Je n'avais pas quinze ans, je possédais déjà les talents auxquels la plus grande partie de nos politiques doivent leur réputation, et je ne me trouvais encore qu'aux premiers éléments de la science que je voulais acquérir. [...]
De ..., ce 20 septembre 17**
L'étude repèrera d'abord l'exposé d'une véritable science de l'hypocrisie :
– ce que le personnage confie ici à Valmont concerne une véritable discipline, manifeste dans le champ lexical de l'étude et de l'effort qui organise tout le passage : "règles, principes, réflexions, ouvrage, réfléchir, tâchais, travaillée, travail, science"... Au rebours d'une éducation sentimentale, il s'agit ici de l'apprentissage du paraître et de l'hypocrisie.
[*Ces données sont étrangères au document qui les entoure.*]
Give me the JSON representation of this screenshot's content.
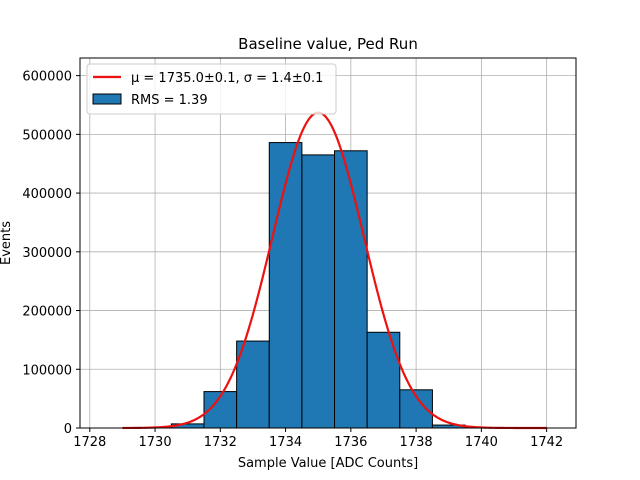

– les termes du regard et de l'apparence sont pour cela dominants : "attention, yeux, regard, air, physionomie, expression, observais, coup d'½il"... Ces propos de la marquise se comprennent mieux en effet par rapport à une société mondaine où les individus sont toujours en représentation et donc susceptibles de livrer aux autres des témoignages de faiblesse. Il s'agit ainsi d'apprendre à mentir pour satisfaire à son orgueil et à son exigence de liberté. Ce souci est particulièrement décuplé chez Mme de Merteuil, qui n'imagine la vie sociale qu'en termes de lutte.
Mais il s'agit dans tous les cas d'une lutte intellectuelle où les victoires sont savourées en silence. La duplicité, présentée ici comme un art de vivre, vient enrichir les jugements sommaires ou platement moralisateurs que pourrait inspirer le personnage. Héroïne de la volonté, Mme de Merteuil tire sa grandeur des masques qu'elle oppose cyniquement à la comédie mondaine où le regard de l'autre est une menace constante d'aliénation. Sadien, le personnage est aussi sartrien dans la construction hautaine de sa liberté.
L'étude pourra ensuite analyser le "culte du moi" revendiqué par cette lettre fondamentale :
– on repère des traces manifestes d'orgueil dans l'opposition constante entre le "je" (parfois rehaussé du "moi seule" ou du "moi-même") et le groupe social, significativement désigné ici par les indéfinis ("on", "les uns, les autres");
– cet orgueil est sensible aussi dans le mépris pour les autres, et particulièrement pour les femmes sensibles ou faibles, ce qui révèle la part essentielle qu'occupe la revendication féministe - et peut-être quelque expérience humiliante - dans l'exposé de la marquise;
– "je suis mon ouvrage" : la phrase célèbre oppose la liberté humaine à tous les déterminismes, divins et sociaux. La lettre porte souvent trace d'une sorte d'ascèse, véritablement stoïque, dans la patiente conquête d'une maîtrise parfaite de son image ("j'ai porté le zèle jusqu'à me causer des douleurs volontaires"). Mais cet exercice reste guidé par la jouissance de n'obéir plus qu'à ses propres valeurs. La lettre accuse ce double registre de joie ("sérénité, joie, plaisir, je m'amusais, fantaisies") et de souffrance ("chagrins, douleurs, peine"...).
La place de cette lettre n'est donc pas indifférente : au beau milieu du roman, elle vient enrichir les perspectives et les attentes. Mme de Merteuil s'y pose en souveraine appelée à ordonner selon sa volonté les relations des autres personnages. Elle incarne aussi devant Valmont, dont les stratégies sont essentiellement guidées par la sensualité, la hauteur glacée d'une cérébralité impitoyable.